Policy on group work: OK to discuss experiences with your colleagues, but each piece of code
that you write should be your own.
(1) Consider a set of 1,000 unlinked SNPs in the 113 YRI individuals. (For example, you could
choose every 50th SNP of the first 50,000 SNPs). Assign the 100 SNPs as causal SNPs and
the other 900 SNPs as non-causal SNPs. Simulate quantitative phenotypes for YRI individuals
by assuming that causal SNPs have effect size per normalized genotype = 0.1 (note that this is
different from effect size per allele) and null SNPs have effect size per normalized genotype = 0,
for a total hg2 of 100 x (0.1)2 = 1.00. (If hg2 were less than 1, the simulated phenotypes would
need to include a term with variance 1–hg2 for the variance not explained by genotyped SNPs,
however, that is not the case here.) Compute ATT χ2 association statistics for each of the 1,000
SNPs. What is the average χ2 for causal SNPs, what is the average χ2 for null SNPs, what is
the average χ2 for all SNPs? Do these agree with the derivations provided in Week 6 slides?
(Note: when computing normalizing genotypes, missing data should be set to 0.)
(2) (a) Using the simulated data from (1), compute a 113 x 113 genetic relationship matrix from
normalized genotypes and use H-E regression to estimate the value of hg2. (b) Following the
variance components approach to estimating hg2, compute log likelihoods given the phenotypes
of the following values of (σg2,σe2): (0.01,0.99), (0.10,0.90), (0.50,0.50), (0.90,0.10), (0.99,0.01).
Which value of (σg2,σe2) produces the highest likelihood? (Note: it will be necessary to invert the
genetic relationship matrix in order to compute the likelihoods. Built-in matrix inversion routines
will be provided; it is not necessary to write your own matrix inversion routine.)
(3) Label YRI data from (1) as “training data”. Use the same effect sizes to simulate “test data”
consisting of real genotypes and simulated phenotypes in 90 LWK individuals. Implement a
polygenic prediction scheme using all 1,000 SNPs in which you use training data to estimate the
effect sizes and then use estimated effect sizes to build predicted phenotypes in test data.
(Note that because this is a simulation, the true effect sizes are known. However, the true effect
sizes should not be used to build predicted phenotypes). What is the prediction r2 of the
predicted phenotypes (vs. true phenotypes) in the test data? Is the prediction r2 significantly
different from 0? Does the prediction r2 agree with the derivation provided in Week 6 slides?
(4) Using the simulated YRI training data and LWK test data from (3), implement a polygenic
prediction scheme using a P-value threshold, in which only markers with P-values beneath a
threshold (for ATT χ2 association test) are included in the predictions. Implement this scheme
for various choices of P-value thresholds. How the results vary?
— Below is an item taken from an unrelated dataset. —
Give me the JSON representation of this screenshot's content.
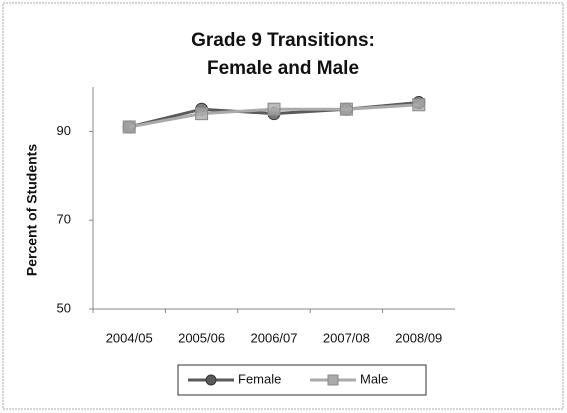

Discuss.
Hint: below are χ2 thresholds χ2THRESH corresponding to various P-value thresholds PTHRESH:
PTHRESH 1.0
χ2THRESH 0.000
0.5
0.455
0.2
1.642
0.1
2.706
0.05
3.842
0.02
5.412
0.01
6.635
Possible topics for short Research Paper (an aggregate list of suggested topics will be provided
on Feb 24. At that time, each student should choose one topic from the aggregate list.):
• Use HapMap3 data from diverse populations to compare and contrast three different strategies
for conducting polygenic prediction in a target population when the only training data available is
from a population with different continental ancestry than the target population. The first
strategy is polygenic prediction with a P-value threshold (see Experience 6). The second
strategy is LD-pruning (remove one of each pair of nearby markers that are in strong LD)
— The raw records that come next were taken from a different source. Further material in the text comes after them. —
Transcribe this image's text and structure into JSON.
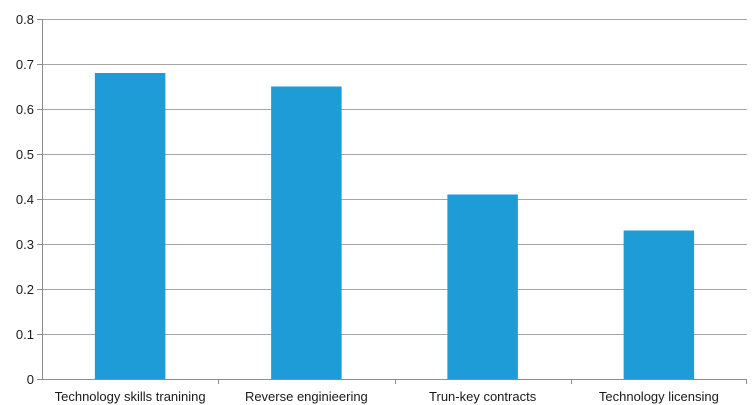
{
  "chart_data": {
    "type": "bar",
    "categories": [
      "Technology skills tranining",
      "Reverse enginieering",
      "Trun-key contracts",
      "Technology licensing"
    ],
    "values": [
      0.68,
      0.65,
      0.41,
      0.33
    ],
    "title": "",
    "xlabel": "",
    "ylabel": "",
    "ylim": [
      0,
      0.8
    ],
    "yticks": [
      "0",
      "0.1",
      "0.2",
      "0.3",
      "0.4",
      "0.5",
      "0.6",
      "0.7",
      "0.8"
    ],
    "grid": true,
    "legend": "none",
    "bar_color": "#1e9cd7"
  }
}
followed by polygenic prediction with a P-value threshold. The third strategy is a strategy
different from the second strategy that is informed by LD in the training data. Discuss how
results vary when the training population has either more or less LD than the target population.
Compare to results that can be achieved when the training and target population are the same.
• Or, feel free to design your own research topic.